The grip around her waist didn’t ease but the gun swung away from her. Before she could breathe again, before she could groan a protest, three red holes flowered on Wright’s still immaculate shirt.
For countless seconds he swayed – high, smiling and suspended between life and death – then collapsed to the floor.
The gun jammed back into her ribs and, before she could be sick, a dirty rag was pressed over her mouth and nose. The rough movements barely registered as her arms were wrenched behind her back, cutting off her last coherent thought.

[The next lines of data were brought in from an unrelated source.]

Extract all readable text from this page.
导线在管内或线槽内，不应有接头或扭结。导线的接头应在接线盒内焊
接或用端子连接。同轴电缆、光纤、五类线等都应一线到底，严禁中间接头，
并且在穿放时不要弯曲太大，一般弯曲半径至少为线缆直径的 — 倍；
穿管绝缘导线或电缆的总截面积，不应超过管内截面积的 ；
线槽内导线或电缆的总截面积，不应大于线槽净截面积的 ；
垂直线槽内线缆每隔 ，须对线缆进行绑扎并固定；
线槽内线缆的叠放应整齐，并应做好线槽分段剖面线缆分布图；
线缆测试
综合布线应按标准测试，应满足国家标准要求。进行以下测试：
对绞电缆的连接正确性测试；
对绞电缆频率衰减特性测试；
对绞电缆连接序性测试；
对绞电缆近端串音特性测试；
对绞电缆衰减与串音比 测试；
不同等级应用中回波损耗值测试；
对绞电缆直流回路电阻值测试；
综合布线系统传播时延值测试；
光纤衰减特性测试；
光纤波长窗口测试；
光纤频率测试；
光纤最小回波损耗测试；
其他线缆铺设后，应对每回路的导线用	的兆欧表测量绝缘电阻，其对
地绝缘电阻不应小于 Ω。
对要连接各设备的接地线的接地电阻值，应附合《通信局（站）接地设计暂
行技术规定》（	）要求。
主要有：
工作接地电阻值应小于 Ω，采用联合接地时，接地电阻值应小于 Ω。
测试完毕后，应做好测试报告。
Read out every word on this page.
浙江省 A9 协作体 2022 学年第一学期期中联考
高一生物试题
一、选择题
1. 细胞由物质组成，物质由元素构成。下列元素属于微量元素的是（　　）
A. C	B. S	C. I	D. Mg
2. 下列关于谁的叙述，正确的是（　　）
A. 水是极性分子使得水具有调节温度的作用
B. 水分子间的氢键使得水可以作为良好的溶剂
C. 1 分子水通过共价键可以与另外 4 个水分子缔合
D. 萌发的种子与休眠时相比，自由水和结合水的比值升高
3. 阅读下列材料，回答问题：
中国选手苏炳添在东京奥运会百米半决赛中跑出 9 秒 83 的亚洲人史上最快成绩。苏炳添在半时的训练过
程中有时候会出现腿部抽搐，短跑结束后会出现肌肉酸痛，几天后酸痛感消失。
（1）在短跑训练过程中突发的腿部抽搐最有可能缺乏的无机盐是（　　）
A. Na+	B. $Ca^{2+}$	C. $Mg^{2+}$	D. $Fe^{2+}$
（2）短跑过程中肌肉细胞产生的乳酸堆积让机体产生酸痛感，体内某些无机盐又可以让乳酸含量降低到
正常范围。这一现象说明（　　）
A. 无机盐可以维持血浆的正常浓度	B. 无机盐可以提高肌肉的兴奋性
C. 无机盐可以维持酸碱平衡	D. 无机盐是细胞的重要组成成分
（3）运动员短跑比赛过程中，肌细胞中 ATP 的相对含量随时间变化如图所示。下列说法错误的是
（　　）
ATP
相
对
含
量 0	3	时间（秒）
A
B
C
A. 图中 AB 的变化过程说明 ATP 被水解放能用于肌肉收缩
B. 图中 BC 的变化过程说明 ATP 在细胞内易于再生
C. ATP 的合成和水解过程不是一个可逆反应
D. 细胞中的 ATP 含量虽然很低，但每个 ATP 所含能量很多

I can’t go back. I can’t . . .
Two
Washington, DC
Zachary Coombs, retired Supreme Court judge, hauled long and hard on his cigar. His wife detested the habit but she was at their country house in McLean, Virginia so he didn’t have to care.
He punched a number into the phone at his desk, checking first to make sure he had a secure line.
The voice on the other end snapped to attention. “Yes, sir, what can I do for you this evening?”
He dispensed with niceties. “Mrs Stoppard, I want to know where she is at all times, is that clear?”
“We’re on it, sir.”
Coombs exhaled a curl of cigar smoke. “I don’t want you on it – I want you on top of it.” The former judge’s voice brooked no dissent. Well into his seventies, he knew his reputation as one of the toughest supporters of the war on drugs still carried weight. He could quote the statistics in his sleep, that 40 per cent of violence and crime was drug related, that of the thousands of sentenced prisoners in federal institutions, those in for drug law violations were the largest single category.
“Mrs Stoppard’s car dropped her off at North Cove and she boarded the yacht Gabriella where she has been for the last two hours.”
Coombs grunted and then set down his cigar. He didn’t have to enquire as to the registered owner of that floating castle. “Keep me posted. Doesn’t matter what time it is. I damn well want to know.”